In situations like this, Zuckerberg tends to be impassive. Often he says little, despite facing extravagant praise or seductive entreaties. He was unimpressed with Y2M’s advances. Even then he had his own vision for the potential of Thefacebook, and it didn’t have a lot to do with money. “We’re going to change the world,” Black remembers him saying. “I think we can make the world a more open place.” These were words he would speak again and again in coming years.
Maximizing revenue by selling ads was less important to Zuckerberg than keeping users happy. He would allow advertisements, but only on his terms. Advertisers could only use a few standard-size banners. Those who requested customized treatments were refused. Zuckerberg turned down ads from companies he thought were out of keeping with the playful student mood of Thefacebook, including Mercer Management Consulting and Goldman Sachs. Zuckerberg for a while even put little captions above the display ads readin
g “We don’t like these either but they pay the bills.” Says Joshua Iverson, a sales rep who worked for Black at Y2M: “Mark never wanted ads. Eduardo was the businessperson.” Of course it wasn’t unusual for contemporary Web thinkers to be uninterested in advertising. Sites like Craigslist and Wikipedia were at that time rapidly becoming among the Internet’s largest by taking a patently noncommercial approach.

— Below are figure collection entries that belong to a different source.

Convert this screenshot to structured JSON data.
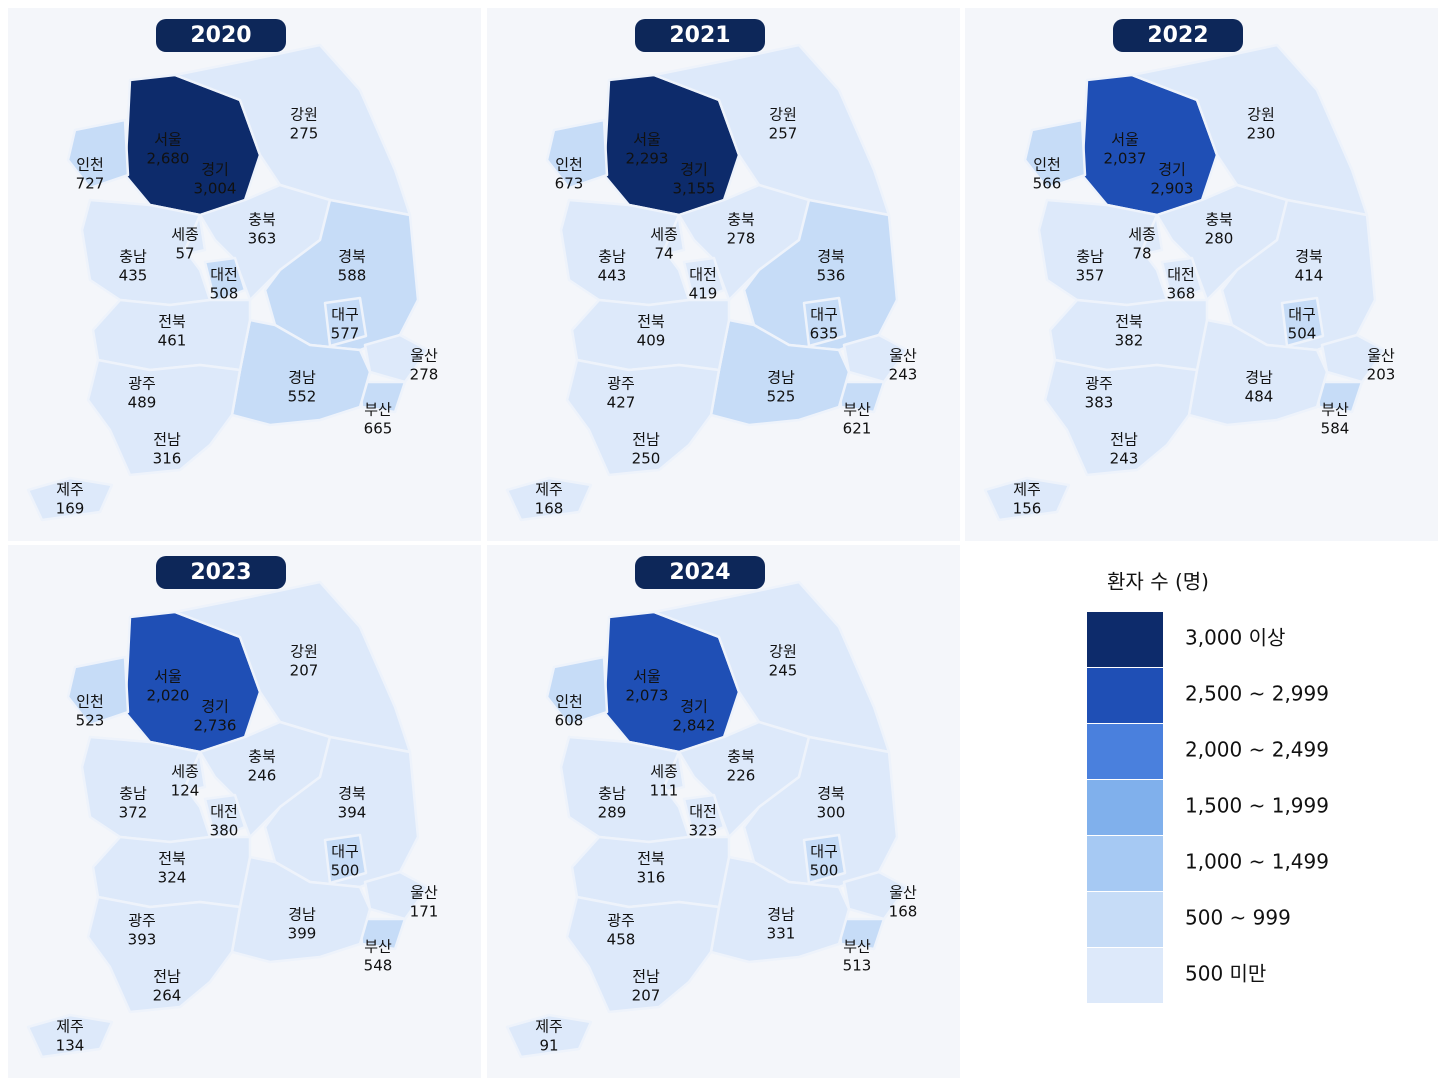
{
  "regions": [
    "서울",
    "경기",
    "인천",
    "강원",
    "충북",
    "세종",
    "충남",
    "대전",
    "경북",
    "대구",
    "울산",
    "부산",
    "경남",
    "전북",
    "광주",
    "전남",
    "제주"
  ],
  "maps": [
    {
      "year": "2020",
      "values": [
        2680,
        3004,
        727,
        275,
        363,
        57,
        435,
        508,
        588,
        577,
        278,
        665,
        552,
        461,
        489,
        316,
        169
      ],
      "value_labels": [
        "2,680",
        "3,004",
        "727",
        "275",
        "363",
        "57",
        "435",
        "508",
        "588",
        "577",
        "278",
        "665",
        "552",
        "461",
        "489",
        "316",
        "169"
      ]
    },
    {
      "year": "2021",
      "values": [
        2293,
        3155,
        673,
        257,
        278,
        74,
        443,
        419,
        536,
        635,
        243,
        621,
        525,
        409,
        427,
        250,
        168
      ],
      "value_labels": [
        "2,293",
        "3,155",
        "673",
        "257",
        "278",
        "74",
        "443",
        "419",
        "536",
        "635",
        "243",
        "621",
        "525",
        "409",
        "427",
        "250",
        "168"
      ]
    },
    {
      "year": "2022",
      "values": [
        2037,
        2903,
        566,
        230,
        280,
        78,
        357,
        368,
        414,
        504,
        203,
        584,
        484,
        382,
        383,
        243,
        156
      ],
      "value_labels": [
        "2,037",
        "2,903",
        "566",
        "230",
        "280",
        "78",
        "357",
        "368",
        "414",
        "504",
        "203",
        "584",
        "484",
        "382",
        "383",
        "243",
        "156"
      ]
    },
    {
      "year": "2023",
      "values": [
        2020,
        2736,
        523,
        207,
        246,
        124,
        372,
        380,
        394,
        500,
        171,
        548,
        399,
        324,
        393,
        264,
        134
      ],
      "value_labels": [
        "2,020",
        "2,736",
        "523",
        "207",
        "246",
        "124",
        "372",
        "380",
        "394",
        "500",
        "171",
        "548",
        "399",
        "324",
        "393",
        "264",
        "134"
      ]
    },
    {
      "year": "2024",
      "values": [
        2073,
        2842,
        608,
        245,
        226,
        111,
        289,
        323,
        300,
        500,
        168,
        513,
        331,
        316,
        458,
        207,
        91
      ],
      "value_labels": [
        "2,073",
        "2,842",
        "608",
        "245",
        "226",
        "111",
        "289",
        "323",
        "300",
        "500",
        "168",
        "513",
        "331",
        "316",
        "458",
        "207",
        "91"
      ]
    }
  ],
  "legend": {
    "title": "환자 수 (명)",
    "bins": [
      {
        "label": "3,000 이상",
        "min": 3000,
        "color": "#0d2b6b"
      },
      {
        "label": "2,500 ~ 2,999",
        "min": 2500,
        "color": "#1f4fb5"
      },
      {
        "label": "2,000 ~ 2,499",
        "min": 2000,
        "color": "#4a80dd"
      },
      {
        "label": "1,500 ~ 1,999",
        "min": 1500,
        "color": "#80b0ec"
      },
      {
        "label": "1,000 ~ 1,499",
        "min": 1000,
        "color": "#a6c9f3"
      },
      {
        "label": "500 ~ 999",
        "min": 500,
        "color": "#c6dcf7"
      },
      {
        "label": "500 미만",
        "min": 0,
        "color": "#dde9fa"
      }
    ]
  }
}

Y2M tried to convince Zuckerberg to expand Thefacebook onto campuses with larger student populations, like the University of Arizona. But he was resolute it remain mostly Ivy League, or at least limited to schools his users were asking him to add—places where their friends went to school. This kept the circle small and exclusive those first few months. Advertisers themselves couldn’t even log on to Thefacebook.com, since Zuckerberg insisted membership remain limited to students, faculty, and alumni of the schools where it operated. It was unheard-of for advertisers not to be able to see their own ads running.
But despite these challenges, Black was growing ever more certain that Thefacebook was a sure thing. After Y2M itself failed to get a piece of Thefacebook, she started campaigning for Saverin to hire her full-time.
Meanwhile, Zuckerberg was hedging his bets. He didn’t take Thefacebook’s success for granted. In fact, while he had high hopes, he still wasn’t certain the website would amount to much. He still looked at it as just one of his projects, although it was becoming an interesting one. So, ever the entrepreneur, he embarked on yet another new project. While he still spent most of his nonstudy time on Thefacebook, he and Andrew McCollum, another talented sophomore programmer, started working on new software they called Wirehog. Inspired in part by the once-notorious music-sharing site Napster, Wirehog was going to be a peer-to-peer content-sharing service. It would allow users not only to exchange music, but video and text files or any kind of digital information—and only with friends. It would connect directly to Thefacebook, turning your friends there into sources for content.